В комнате пахнет массажными маслами Кетки. Долгое время она сама готовила эфирные масла из цветов здешнего сада и выращивала календулу для косметических масок. Было время, когда Флёр помогала ей, училась готовить аюрведические лекарства из растений, массажные масла и бальзамы. Они вместе растирали в порошок древесину сандалового дерева и палочки корицы, размалывали в муку нут, хотя Блюбелл и требовала, чтобы они пользовались уже готовой мукой, но им она казалась комковатой. Они выращивали шиповник, алтей и ромашку. В одном из парников росла даже куркума. Ну а теперь Флёр всем здесь заправляет и настаивает на том, чтобы большую часть масел и сушеных растений присылали по почте, хотя она до сих пор позволяет Кетки самой сушить розовые бутоны, лаванду и розмарин. Единственное растение, которое Флёр сейчас выращивает ради урожая, – маки, из них она добывает опиум и… да, об этом Кетки тоже знает.
– Думаю, Джеймс тоже приедет, – говорит Флёр. – Он наверняка поможет. Он прекрасно готовит.
– Кто такой Джеймс?
– Ну, ты его знаешь. Джеймс Крофт. Муж Брионии.
Джеймс – один из тех мужчин, с которыми, по мнению Кетки, Флёр состоит в тайных отношениях.
– С чем же он поможет?
– С карри для поминок, если ты все-таки намерена возиться с готовкой.
– Ну, по-моему, готовить нужно.
Олеандра всегда говорила, что словом “нужно” вообще не нужно пользоваться. И смеялась до тех пор, пока собеседник не замечал парадокса в ее фразе.
– Ладно, – говорит Флёр. – А я тогда сварю большую кастрюлю супа.
– Думаю, лучше всего чечевичного, – подхватывает Кетки. – И испеки несколько морковных пирогов.
Она снова качает головой из стороны в сторону, и это означает, что вопрос решен.
Выходя из кухни, Флёр думает проведать Олеандру, но спохватывается и вспоминает, что Олеандры больше нет. Флёр вздыхает. В зоне медитации она встречает мужа Кетки – Иша, он читает “Обзервер”. Флёр смотрит на него без особой надежды поймать его взгляд, но Иш так и не отрывает глаз от газеты. В последнее время он стал плоховато слышать и, возможно, вообще не догадывается, что она здесь.
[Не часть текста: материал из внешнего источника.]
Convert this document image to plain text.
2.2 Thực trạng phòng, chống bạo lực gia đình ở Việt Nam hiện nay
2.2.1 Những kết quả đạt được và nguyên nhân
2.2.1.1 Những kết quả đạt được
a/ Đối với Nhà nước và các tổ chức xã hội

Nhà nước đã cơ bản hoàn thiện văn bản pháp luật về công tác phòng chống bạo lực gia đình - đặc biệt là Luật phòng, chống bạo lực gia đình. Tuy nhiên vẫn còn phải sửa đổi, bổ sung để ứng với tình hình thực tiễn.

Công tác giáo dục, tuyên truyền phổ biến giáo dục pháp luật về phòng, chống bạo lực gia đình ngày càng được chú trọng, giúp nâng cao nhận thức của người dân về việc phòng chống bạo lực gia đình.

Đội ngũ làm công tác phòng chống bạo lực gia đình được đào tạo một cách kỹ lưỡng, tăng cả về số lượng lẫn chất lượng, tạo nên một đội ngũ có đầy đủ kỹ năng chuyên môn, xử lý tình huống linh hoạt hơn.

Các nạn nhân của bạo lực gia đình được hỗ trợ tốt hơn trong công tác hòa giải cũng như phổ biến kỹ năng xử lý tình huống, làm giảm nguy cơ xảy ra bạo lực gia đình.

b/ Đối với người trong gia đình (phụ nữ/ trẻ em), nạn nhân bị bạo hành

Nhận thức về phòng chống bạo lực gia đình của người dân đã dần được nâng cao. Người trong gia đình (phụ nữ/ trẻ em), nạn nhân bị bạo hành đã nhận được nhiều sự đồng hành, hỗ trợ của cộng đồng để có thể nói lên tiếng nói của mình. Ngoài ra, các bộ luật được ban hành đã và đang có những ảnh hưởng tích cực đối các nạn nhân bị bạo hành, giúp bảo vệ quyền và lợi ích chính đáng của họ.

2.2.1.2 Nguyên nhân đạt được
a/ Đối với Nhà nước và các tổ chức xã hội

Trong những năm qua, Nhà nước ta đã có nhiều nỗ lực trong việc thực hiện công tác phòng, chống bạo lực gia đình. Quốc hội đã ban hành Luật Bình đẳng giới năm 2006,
Потом он все-таки поднимает голову и замечает ее.
– Ты уж с ней помягче, – говорит Иш. – Она потеряла самого старого друга.
– Знаю, – кивает Флёр.
Флёр не добавляет, что сама она потеряла уже почти всех своих друзей, а в скором времени, вероятно, потеряет все, что имела. Вот о чем кричит ее эго, взбаламученное размышлениями. Оно кричит: “А как же я? Разве мои потери не в счет?” А еще оно кричит: “Чечевичный суп и морковный пирог?” Да ведь все это они готовят для ретритов. Это они готовят для спа-уикендов. Это они готовят всегда, хотя в последнее время почти все гости “Намасте” требуют низкоуглеводные блюда, и почти никто теперь не ест бобовые по собственной воле – кроме Мадонны и Гвинет Пэлтроу. Ну и вообще, Олеандра ведь умерла. Она умерла. Неужели нельзя хотя бы на этот раз приготовить что-нибудь другое? Неужели нельзя подать… (даже эго иногда требуется передохнуть и собраться с мыслями, хотя часто оно это делает, просто чтобы набить себе цену) коктейли и канапе? Нет. Конечно же, нет. Ну ничего, Флёр подаст коктейли и канапе под конец, в коттедже. Она приготовит баклажаны с домашним паниром[15], завернутые в маковые листья и замысловато приправленные ее собственной смесью специй. А еще она сделает пряную корму из фисташек с рассыпчатым белым рисом и на десерт подаст маленькие вазочки с муссом из горького шоколада и перепелиных яиц. В коттедже они проводят Олеандру по высшему классу, что бы там ни вздумалось Кетки затевать в доме. Флёр велит эго заткнуться. Конечно. Но следует признать, меню у него получилось замечательное. И будет, в самом деле, не так уж плохо, если в коттедже гостей накормят иначе, чем в доме. Не так уж плохо, если ей будет чем порадовать безглютеновых и низкоуглеводных людей вроде Скай Тернер (если она придет) и Чарли (если он придет). Флёр сделает еще и домашние шоколадные конфеты. Сливочные с розовыми лепестками и трюфели с шиповником.
Вернувшись в коттедж, она приступает к составлению списка гостей и вспоминает, как Олеандра в последнее время часто говорила о том, что на уровне формы ничего не имеет значения. На этом свете можно делать все, что угодно. Поступки никак не влияют на просветление. Это хорошо, учитывая все, что сделала в жизни Флёр. Пускай пока просветление ей не грозит, но это ведь не навсегда.
Утром в понедельник Клем слышит стук в дверь. Это Зоэ.
– Привет! – говорит Зоэ. – Ты занята?
– Вот бы университетский сервер снова взорвался, – говорит Клем. – Или что там с ним произошло в прошлый раз, когда пропали все мои письма? Заходи.
Зоэ проходит в комнату, но не садится. Она очень высокая и всегда собирает свои светлые волосы в конский хвост на самой макушке – любая другая женщина с такой прической была бы похожа на девочку лет восьми, а то и меньше. Сегодня на Зоэ рваные джинсы, дешевые розовые шлепанцы (хотя на дворе всего тринадцать градусов) и выцветшая желтая футболка с надписью “Sonic Youth”. Она носит в носу кольцо и красится только по особым случаям, когда нужно выглядеть по-светски. Недавно, например, собираясь на собеседование, Зоэ подвела черным карандашом верхние веки, а еще воспользовалась ярко-красной губной помадой и духами со странным, дурманящим запахом – так бы пах, наверное, пакетик конфет, слишком долго пролежавший в мужской раздевалке. Зоэ преподает сценарное мастерство.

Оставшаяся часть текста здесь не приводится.